Les dirigeants de TF1 auraient voulu charitablement offrir quelques points dans les sondages à François Hollande qu’ils ne s’y seraient pas pris autrement. Quelle drôle d’idée en effet que d’avoir ouvert l’émission, jeudi soir, par une séquence « pipol » assez grossière, et tellement éloignée des préoccupations des Français ! Du coup, la gêne manifeste du Président et ses esquives maladroites lui ont plutôt attiré la sympathie. On lui parlait de son escapade casquée avec Julie Gayet, et il répondait « la France est un grand pays » . Les confidences de son ex-compagne…  « la France est un grand pays » .

La suite a été nettement moins favorable. Dans son face-à-face avec une femme sans emploi notamment, François Hollande s’est pris les pieds dans le tapis. En rappelant que seuls 47% des « seniors » avaient un emploi, et en avouant que ceux-là n’avaient aucune chance de retrouver un boulot, il a démontré à son insu que le report de l’âge de la retraite était une aberration. Il a semblé s’en rendre compte. Fugitivement, le discours est devenu mécanique. Personne n’a saisi la balle au bond. Dommage.

Puis est venue l’heure des journalistes. Et c’est reparti. « Vous me parlez de la France, moi je vous parle de vous » , a attaqué Yves Calvi (accompagné d’une promotion insistante pour RTL, cité un grand nombre de fois). L’interrogatoire porte alors sur la « compétence ». Réponse : un festival de « je » et de « moi » censés prouver le chef, le vrai. Un classique de la communication politique. « Les réformes, je les ai décidées moi-même. » « Je prends tous les risques » … Les mauvais esprits auront peut-être perçu à cet instant une pointe d’agacement quand on a vanté devant lui le style Manuel Valls.

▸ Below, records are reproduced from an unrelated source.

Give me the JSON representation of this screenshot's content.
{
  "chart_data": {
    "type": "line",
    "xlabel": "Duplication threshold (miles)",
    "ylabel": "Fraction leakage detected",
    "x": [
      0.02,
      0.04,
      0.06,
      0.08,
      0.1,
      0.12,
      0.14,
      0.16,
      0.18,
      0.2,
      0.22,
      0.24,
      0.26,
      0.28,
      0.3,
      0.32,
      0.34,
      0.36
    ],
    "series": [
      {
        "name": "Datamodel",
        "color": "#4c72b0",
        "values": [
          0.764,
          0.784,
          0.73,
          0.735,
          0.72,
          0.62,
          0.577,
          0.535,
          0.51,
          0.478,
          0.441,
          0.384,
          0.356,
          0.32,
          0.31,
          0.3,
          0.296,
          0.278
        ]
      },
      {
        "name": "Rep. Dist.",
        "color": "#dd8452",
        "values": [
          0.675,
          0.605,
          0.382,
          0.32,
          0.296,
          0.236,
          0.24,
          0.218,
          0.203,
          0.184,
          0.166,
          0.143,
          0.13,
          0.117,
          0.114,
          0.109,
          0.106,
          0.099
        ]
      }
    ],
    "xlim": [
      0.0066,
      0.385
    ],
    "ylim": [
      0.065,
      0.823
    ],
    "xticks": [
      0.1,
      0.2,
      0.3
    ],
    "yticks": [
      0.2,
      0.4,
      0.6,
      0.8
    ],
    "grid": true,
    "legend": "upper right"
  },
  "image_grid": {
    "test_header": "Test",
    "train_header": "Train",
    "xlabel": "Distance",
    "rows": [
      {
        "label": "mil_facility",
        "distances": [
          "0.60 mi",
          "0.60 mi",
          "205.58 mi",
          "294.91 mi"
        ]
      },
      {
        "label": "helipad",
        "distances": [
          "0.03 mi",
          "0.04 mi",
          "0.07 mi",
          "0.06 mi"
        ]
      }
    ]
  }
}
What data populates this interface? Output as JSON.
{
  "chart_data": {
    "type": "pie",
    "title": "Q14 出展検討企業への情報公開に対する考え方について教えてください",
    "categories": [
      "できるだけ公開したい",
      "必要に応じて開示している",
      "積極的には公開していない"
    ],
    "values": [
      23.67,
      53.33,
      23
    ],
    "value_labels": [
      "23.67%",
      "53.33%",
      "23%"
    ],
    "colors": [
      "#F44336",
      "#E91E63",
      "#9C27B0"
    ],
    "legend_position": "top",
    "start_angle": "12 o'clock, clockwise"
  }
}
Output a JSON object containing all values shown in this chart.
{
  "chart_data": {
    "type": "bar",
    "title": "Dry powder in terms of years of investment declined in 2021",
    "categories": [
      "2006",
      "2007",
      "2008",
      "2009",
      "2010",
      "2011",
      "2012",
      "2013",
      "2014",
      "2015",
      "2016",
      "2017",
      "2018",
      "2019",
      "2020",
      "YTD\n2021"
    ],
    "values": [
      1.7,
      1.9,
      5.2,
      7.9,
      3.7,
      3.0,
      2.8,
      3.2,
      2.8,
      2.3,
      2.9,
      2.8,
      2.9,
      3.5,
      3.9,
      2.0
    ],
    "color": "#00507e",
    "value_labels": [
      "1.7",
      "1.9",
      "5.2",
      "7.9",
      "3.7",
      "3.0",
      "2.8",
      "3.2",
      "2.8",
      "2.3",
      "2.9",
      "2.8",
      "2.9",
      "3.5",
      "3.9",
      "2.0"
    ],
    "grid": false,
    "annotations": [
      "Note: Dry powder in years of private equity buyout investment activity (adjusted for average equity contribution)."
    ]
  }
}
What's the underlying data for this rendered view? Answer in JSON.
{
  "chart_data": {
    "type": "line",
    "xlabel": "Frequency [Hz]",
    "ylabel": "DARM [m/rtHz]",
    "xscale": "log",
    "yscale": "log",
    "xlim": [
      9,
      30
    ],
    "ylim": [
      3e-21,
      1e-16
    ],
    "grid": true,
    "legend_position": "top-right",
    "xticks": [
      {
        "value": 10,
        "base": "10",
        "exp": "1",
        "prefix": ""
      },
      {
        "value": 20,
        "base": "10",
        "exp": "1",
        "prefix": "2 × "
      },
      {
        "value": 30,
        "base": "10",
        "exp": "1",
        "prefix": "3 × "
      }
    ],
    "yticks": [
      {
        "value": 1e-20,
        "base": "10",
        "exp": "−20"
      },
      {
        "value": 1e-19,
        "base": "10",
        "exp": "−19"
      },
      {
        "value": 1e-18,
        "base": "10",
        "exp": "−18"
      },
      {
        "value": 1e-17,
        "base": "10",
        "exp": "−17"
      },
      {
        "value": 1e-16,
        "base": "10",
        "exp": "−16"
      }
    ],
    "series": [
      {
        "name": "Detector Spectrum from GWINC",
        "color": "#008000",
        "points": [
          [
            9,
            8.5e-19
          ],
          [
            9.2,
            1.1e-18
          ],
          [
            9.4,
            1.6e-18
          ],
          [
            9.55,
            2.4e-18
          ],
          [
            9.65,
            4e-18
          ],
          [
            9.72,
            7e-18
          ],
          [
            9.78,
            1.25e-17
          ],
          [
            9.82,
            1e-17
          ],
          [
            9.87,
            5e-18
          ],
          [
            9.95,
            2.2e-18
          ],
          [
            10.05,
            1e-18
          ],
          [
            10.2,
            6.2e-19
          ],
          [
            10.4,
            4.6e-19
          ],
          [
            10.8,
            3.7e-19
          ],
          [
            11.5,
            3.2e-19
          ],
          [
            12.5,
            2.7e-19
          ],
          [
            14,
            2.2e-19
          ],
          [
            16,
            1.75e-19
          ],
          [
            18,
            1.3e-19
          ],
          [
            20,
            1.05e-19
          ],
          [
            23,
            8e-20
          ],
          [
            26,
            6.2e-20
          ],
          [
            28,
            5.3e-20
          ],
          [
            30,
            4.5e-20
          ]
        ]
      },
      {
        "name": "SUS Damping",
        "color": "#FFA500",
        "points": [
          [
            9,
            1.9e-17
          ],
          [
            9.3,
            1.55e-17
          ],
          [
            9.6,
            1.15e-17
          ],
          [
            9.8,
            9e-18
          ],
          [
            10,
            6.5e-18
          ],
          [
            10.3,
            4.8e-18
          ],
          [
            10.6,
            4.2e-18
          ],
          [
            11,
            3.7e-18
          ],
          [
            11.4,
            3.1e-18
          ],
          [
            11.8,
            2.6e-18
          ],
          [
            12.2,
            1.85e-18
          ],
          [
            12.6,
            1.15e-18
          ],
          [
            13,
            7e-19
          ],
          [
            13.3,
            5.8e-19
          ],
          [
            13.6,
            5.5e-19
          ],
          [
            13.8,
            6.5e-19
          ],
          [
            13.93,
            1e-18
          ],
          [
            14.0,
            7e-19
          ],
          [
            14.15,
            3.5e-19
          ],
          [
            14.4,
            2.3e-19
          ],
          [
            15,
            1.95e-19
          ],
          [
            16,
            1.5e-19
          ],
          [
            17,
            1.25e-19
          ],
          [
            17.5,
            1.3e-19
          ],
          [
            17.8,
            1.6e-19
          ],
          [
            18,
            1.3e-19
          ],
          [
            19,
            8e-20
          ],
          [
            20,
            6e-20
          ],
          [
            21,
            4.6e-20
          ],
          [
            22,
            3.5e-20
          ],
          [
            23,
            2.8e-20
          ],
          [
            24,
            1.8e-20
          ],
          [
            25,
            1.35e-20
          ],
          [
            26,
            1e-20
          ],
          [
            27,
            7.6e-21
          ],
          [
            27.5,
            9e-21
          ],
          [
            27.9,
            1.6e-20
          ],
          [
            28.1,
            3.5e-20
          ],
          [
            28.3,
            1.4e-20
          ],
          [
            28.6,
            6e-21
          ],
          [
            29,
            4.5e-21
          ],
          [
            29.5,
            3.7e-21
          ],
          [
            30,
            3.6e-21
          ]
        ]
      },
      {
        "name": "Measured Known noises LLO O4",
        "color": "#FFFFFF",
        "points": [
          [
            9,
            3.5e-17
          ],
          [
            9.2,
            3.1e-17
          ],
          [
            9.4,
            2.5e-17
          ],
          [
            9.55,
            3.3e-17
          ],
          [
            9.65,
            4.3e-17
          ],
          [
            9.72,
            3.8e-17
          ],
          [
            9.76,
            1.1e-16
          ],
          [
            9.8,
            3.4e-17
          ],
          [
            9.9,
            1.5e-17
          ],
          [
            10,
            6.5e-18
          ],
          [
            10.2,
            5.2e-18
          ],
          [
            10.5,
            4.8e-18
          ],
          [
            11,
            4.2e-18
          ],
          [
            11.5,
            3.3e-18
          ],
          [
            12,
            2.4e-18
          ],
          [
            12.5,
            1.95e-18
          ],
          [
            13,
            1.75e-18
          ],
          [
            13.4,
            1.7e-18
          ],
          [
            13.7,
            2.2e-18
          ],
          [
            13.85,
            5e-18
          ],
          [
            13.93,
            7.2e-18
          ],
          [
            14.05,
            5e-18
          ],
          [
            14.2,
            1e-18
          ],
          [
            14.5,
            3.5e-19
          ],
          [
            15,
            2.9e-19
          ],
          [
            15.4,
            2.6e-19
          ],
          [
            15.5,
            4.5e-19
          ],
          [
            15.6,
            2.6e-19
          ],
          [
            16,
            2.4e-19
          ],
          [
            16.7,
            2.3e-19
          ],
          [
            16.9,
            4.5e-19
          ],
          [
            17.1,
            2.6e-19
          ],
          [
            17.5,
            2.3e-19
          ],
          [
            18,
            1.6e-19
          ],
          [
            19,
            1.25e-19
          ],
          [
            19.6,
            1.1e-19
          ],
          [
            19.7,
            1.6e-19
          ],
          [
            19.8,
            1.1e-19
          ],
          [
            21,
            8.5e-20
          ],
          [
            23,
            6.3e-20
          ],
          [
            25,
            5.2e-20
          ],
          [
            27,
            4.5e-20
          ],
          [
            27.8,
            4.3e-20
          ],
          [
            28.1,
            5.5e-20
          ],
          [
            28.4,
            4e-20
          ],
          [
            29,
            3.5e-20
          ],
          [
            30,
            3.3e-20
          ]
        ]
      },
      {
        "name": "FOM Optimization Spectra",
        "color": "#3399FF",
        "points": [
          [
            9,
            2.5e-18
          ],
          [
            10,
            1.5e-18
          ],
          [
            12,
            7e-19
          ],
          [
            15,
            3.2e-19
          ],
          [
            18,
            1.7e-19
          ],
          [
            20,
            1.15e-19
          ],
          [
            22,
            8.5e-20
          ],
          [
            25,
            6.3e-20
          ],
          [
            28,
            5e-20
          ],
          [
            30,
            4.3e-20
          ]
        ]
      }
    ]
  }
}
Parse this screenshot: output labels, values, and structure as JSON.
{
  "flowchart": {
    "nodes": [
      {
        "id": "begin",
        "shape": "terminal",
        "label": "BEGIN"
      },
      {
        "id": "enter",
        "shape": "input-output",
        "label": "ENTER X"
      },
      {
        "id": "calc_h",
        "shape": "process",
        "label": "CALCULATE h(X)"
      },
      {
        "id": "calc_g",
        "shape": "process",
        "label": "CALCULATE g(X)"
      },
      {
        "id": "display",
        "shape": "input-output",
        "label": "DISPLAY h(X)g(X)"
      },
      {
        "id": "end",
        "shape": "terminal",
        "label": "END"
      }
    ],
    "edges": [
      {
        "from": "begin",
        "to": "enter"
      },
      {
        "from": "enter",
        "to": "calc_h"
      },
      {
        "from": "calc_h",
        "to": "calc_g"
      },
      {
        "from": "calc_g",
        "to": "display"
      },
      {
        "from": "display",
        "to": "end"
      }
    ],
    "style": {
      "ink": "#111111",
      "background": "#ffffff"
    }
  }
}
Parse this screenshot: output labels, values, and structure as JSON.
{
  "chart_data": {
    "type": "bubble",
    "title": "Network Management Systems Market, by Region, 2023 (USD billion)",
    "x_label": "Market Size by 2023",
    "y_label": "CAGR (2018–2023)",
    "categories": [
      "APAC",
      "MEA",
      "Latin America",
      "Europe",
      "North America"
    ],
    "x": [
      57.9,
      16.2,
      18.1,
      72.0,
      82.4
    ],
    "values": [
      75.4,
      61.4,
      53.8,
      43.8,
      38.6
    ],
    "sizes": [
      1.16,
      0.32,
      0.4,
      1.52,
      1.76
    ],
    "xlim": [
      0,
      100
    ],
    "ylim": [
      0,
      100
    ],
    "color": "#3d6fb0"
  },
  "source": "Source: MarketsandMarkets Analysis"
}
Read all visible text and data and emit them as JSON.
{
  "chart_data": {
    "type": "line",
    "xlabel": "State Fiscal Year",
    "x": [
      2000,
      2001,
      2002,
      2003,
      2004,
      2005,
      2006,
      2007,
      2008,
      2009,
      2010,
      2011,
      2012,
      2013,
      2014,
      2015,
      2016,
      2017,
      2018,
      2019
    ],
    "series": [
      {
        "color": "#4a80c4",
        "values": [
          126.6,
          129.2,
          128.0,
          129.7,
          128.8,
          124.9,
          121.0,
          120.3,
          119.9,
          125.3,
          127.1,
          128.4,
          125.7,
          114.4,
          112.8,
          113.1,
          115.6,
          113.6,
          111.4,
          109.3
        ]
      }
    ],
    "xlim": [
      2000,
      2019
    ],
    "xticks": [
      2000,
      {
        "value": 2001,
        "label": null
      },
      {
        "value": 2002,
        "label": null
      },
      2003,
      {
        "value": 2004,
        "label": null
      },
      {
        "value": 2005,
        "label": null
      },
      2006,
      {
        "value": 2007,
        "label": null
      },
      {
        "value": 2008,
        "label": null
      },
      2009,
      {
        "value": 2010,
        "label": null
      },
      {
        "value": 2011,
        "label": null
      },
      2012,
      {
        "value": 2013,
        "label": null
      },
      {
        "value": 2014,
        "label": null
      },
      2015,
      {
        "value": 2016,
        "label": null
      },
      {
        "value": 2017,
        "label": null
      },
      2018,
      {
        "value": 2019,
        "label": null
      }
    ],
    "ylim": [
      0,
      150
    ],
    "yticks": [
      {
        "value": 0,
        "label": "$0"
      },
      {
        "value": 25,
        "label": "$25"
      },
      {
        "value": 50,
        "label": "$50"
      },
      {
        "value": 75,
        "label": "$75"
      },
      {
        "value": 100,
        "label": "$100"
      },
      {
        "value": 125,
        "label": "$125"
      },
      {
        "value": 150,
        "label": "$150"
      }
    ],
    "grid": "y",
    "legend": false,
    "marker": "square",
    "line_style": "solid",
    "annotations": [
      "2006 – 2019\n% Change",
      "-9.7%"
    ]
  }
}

Le Président a ensuite joué sur du velours face à des questions allant toutes dans le même sens : plus de réformes, trop de déficit, trop d’impôt… (à libéral, libéral et demi !). Face à cet interrogatoire que n’eût pas désavoué Pierre Gattaz, il aurait presque pu se faire passer pour un homme de gauche. Mais, n’exagérons rien : sommé de promettre qu’il n’y aurait plus l’ombre d’une augmentation des impôts, il s’est exécuté, rassurant le journaliste.

François Hollande était attendu sur la question de la proportionnelle. La rumeur disait que l’on aurait une « annonce ». Point. Le Président a laissé entendre que ça pourrait bien venir… mais pas aujourd’hui. Ambiguïté, quand tu nous tiens. Faute d’annoncer quoi que ce soit, il s’est ensuite essayé dans un registre dans lequel il n’excelle guère : l’exhortation. Le chef qui veut entraîner, rendre la confiance. « La France est capable de grands chantiers. » « La France est capable de grands événements. » Du coup, l’Euro 2016 de football et la conférence sur le climat se sont retrouvés au même rang des ambitions présidentielles. Mais, laissons lui le mot de la fin : « C’était passionnant ! » Pas sûr que les téléspectateurs — ceux en tout cas qui sont allés au bout — aient été du même avis.